Goal sold 22.5 million units—consisting of one share and one warrant to buy an additional share—last week in its IPO, raising $225 million before underwriter fees, but it could have upsized and sold more than $1 billion of units based on demand from IPO investors, according to the people, who were granted anonymity because they weren’t authorized to discuss the transaction. During an IPO process, institutional investors place orders with the underwriter of the deal—EarlyBird Capital, in this case—which then decides how to distribute units and whether to alter terms of the offering. EarlyBird has the option to sell another 3.4 million units on Goal’s behalf through March to meet some of the surplus demand.

The SPAC is the latest sports-focused offering to hit the market. It’s led by well-known sports executive Harvey Schiller, who has run organizations including the YES Network, the Southeastern Conference and the U.S. Olympic Committee, and super-agent David Falk, best known for representing Michael Jordan and securing the first two $100 million player contracts in NBA history, for Alonzo Mourning and Juwan Howard.

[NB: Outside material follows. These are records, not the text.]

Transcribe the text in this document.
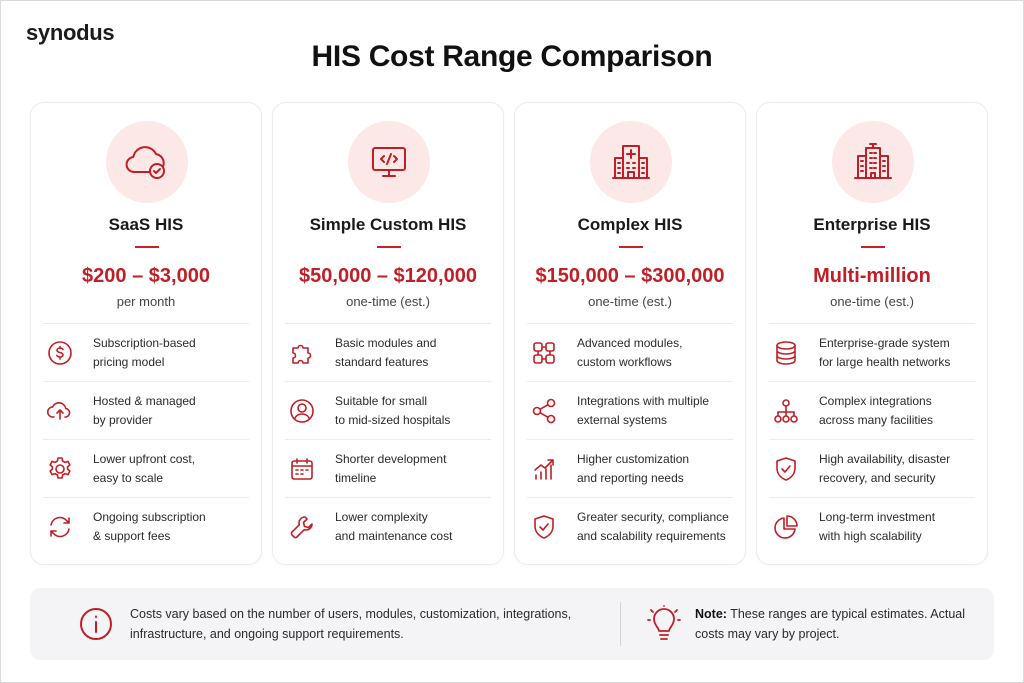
synodus
HIS Cost Range Comparison
SaaS HIS
$200 – $3,000
per month
Subscription-based
pricing model
Hosted & managed
by provider
Lower upfront cost,
easy to scale
Ongoing subscription
& support fees
Simple Custom HIS
$50,000 – $120,000
one-time (est.)
Basic modules and
standard features
Suitable for small
to mid-sized hospitals
Shorter development
timeline
Lower complexity
and maintenance cost
Complex HIS
$150,000 – $300,000
one-time (est.)
Advanced modules,
custom workflows
Integrations with multiple
external systems
Higher customization
and reporting needs
Greater security, compliance
and scalability requirements
Enterprise HIS
Multi-million
one-time (est.)
Enterprise-grade system
for large health networks
Complex integrations
across many facilities
High availability, disaster
recovery, and security
Long-term investment
with high scalability
Costs vary based on the number of users, modules, customization, integrations, infrastructure, and ongoing support requirements.
Note: These ranges are typical estimates. Actual costs may vary by project.
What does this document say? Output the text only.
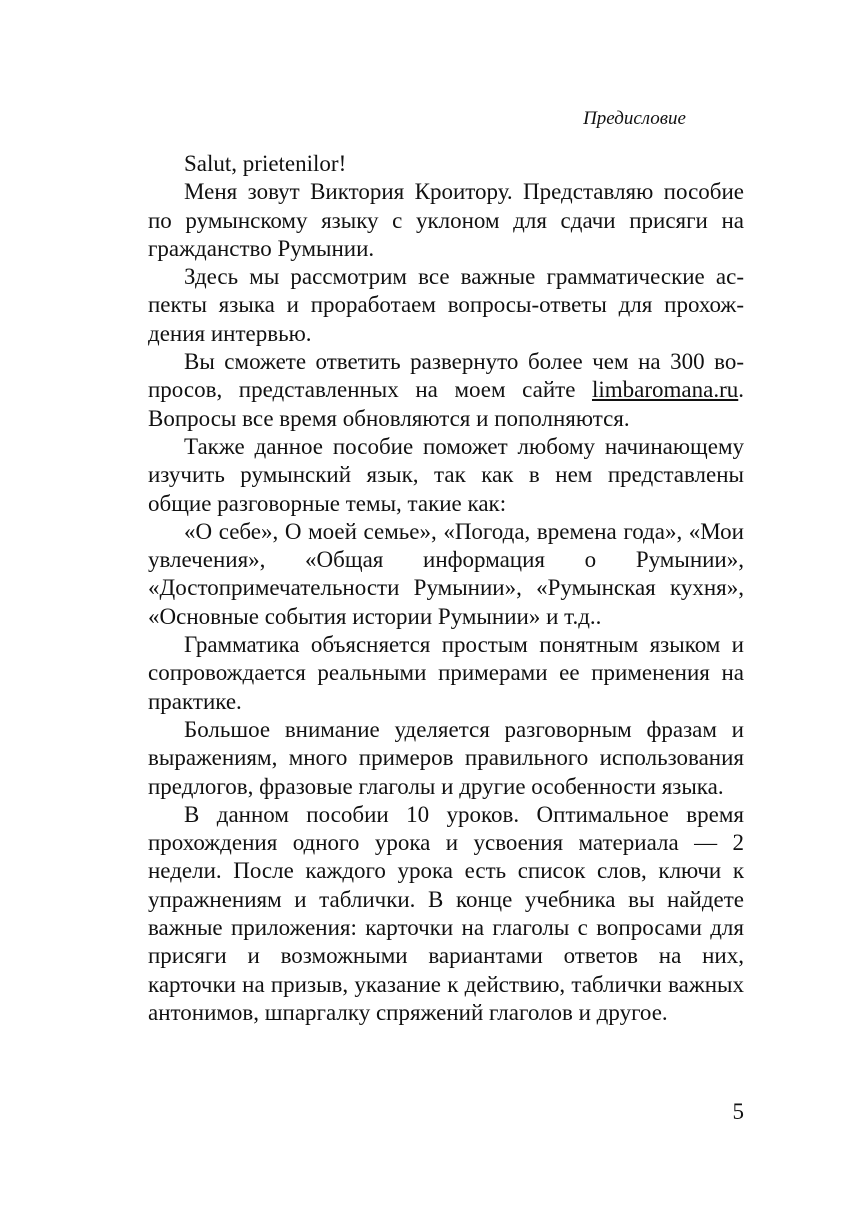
Предисловие

Salut, prietenilor!

Меня зовут Виктория Кроитору. Представляю пособие по румынскому языку с уклоном для сдачи присяги на гражданство Румынии.

Здесь мы рассмотрим все важные грамматические аспекты языка и проработаем вопросы-ответы для прохождения интервью.

Вы сможете ответить развернуто более чем на 300 вопросов, представленных на моем сайте limbaromana.ru. Вопросы все время обновляются и пополняются.

Также данное пособие поможет любому начинающему изучить румынский язык, так как в нем представлены общие разговорные темы, такие как:

«О себе», О моей семье», «Погода, времена года», «Мои увлечения», «Общая информация о Румынии», «Достопримечательности Румынии», «Румынская кухня», «Основные события истории Румынии» и т.д..

Грамматика объясняется простым понятным языком и сопровождается реальными примерами ее применения на практике.

Большое внимание уделяется разговорным фразам и выражениям, много примеров правильного использования предлогов, фразовые глаголы и другие особенности языка.

В данном пособии 10 уроков. Оптимальное время прохождения одного урока и усвоения материала — 2 недели. После каждого урока есть список слов, ключи к упражнениям и таблички. В конце учебника вы найдете важные приложения: карточки на глаголы с вопросами для присяги и возможными вариантами ответов на них, карточки на призыв, указание к действию, таблички важных антонимов, шпаргалку спряжений глаголов и другое.

5
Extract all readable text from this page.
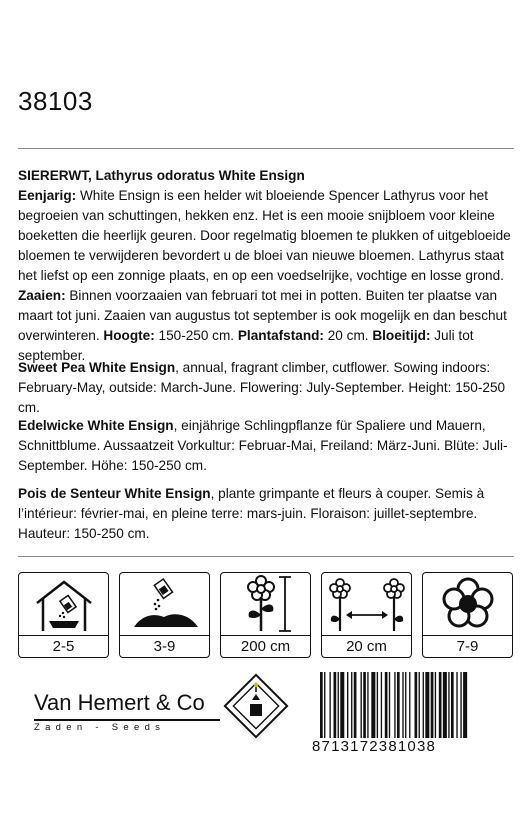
38103

SIERERWT, Lathyrus odoratus White Ensign

Eenjarig: White Ensign is een helder wit bloeiende Spencer Lathyrus voor het begroeien van schuttingen, hekken enz. Het is een mooie snijbloem voor kleine boeketten die heerlijk geuren. Door regelmatig bloemen te plukken of uitgebloeide bloemen te verwijderen bevordert u de bloei van nieuwe bloemen. Lathyrus staat het liefst op een zonnige plaats, en op een voedselrijke, vochtige en losse grond. Zaaien: Binnen voorzaaien van februari tot mei in potten. Buiten ter plaatse van maart tot juni. Zaaien van augustus tot september is ook mogelijk en dan beschut overwinteren. Hoogte: 150-250 cm. Plantafstand: 20 cm. Bloeitijd: Juli tot september.

Sweet Pea White Ensign, annual, fragrant climber, cutflower. Sowing indoors: February-May, outside: March-June. Flowering: July-September. Height: 150-250 cm.

Edelwicke White Ensign, einjährige Schlingpflanze für Spaliere und Mauern, Schnittblume. Aussaatzeit Vorkultur: Februar-Mai, Freiland: März-Juni. Blüte: Juli-September. Höhe: 150-250 cm.

Pois de Senteur White Ensign, plante grimpante et fleurs à couper. Semis à l’intérieur: février-mai, en pleine terre: mars-juin. Floraison: juillet-septembre. Hauteur: 150-250 cm.

2-5	3-9	200 cm	20 cm	7-9
Van Hemert & Co
Zaden - Seeds
8713172381038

“We were oversubscribed, and we made a decision not to upsize the offering,” said Schiller in a phone call, while declining to comment on oversubscription size. “Investors were excited and interested in our leadership team. Now, as all SPACs have to do, we’re looking for the best deal for our investors.”

Goal is seeking to acquire a business “in the professional sports teams and media sectors, including, but not limited to, related areas such as sports technology, gaming and e-sports,” it stated in its final prospectus. “We intend to target leading professional sports teams, media and brand-name companies and assets, with a particular focus on special situation assets which have significant potential for growth.” The SPAC has a large team of executives involved, including sports marketing consultant William Duffy, longtime PGA executive Donna Orender and former New York Giants lineman Bart Oates, among others.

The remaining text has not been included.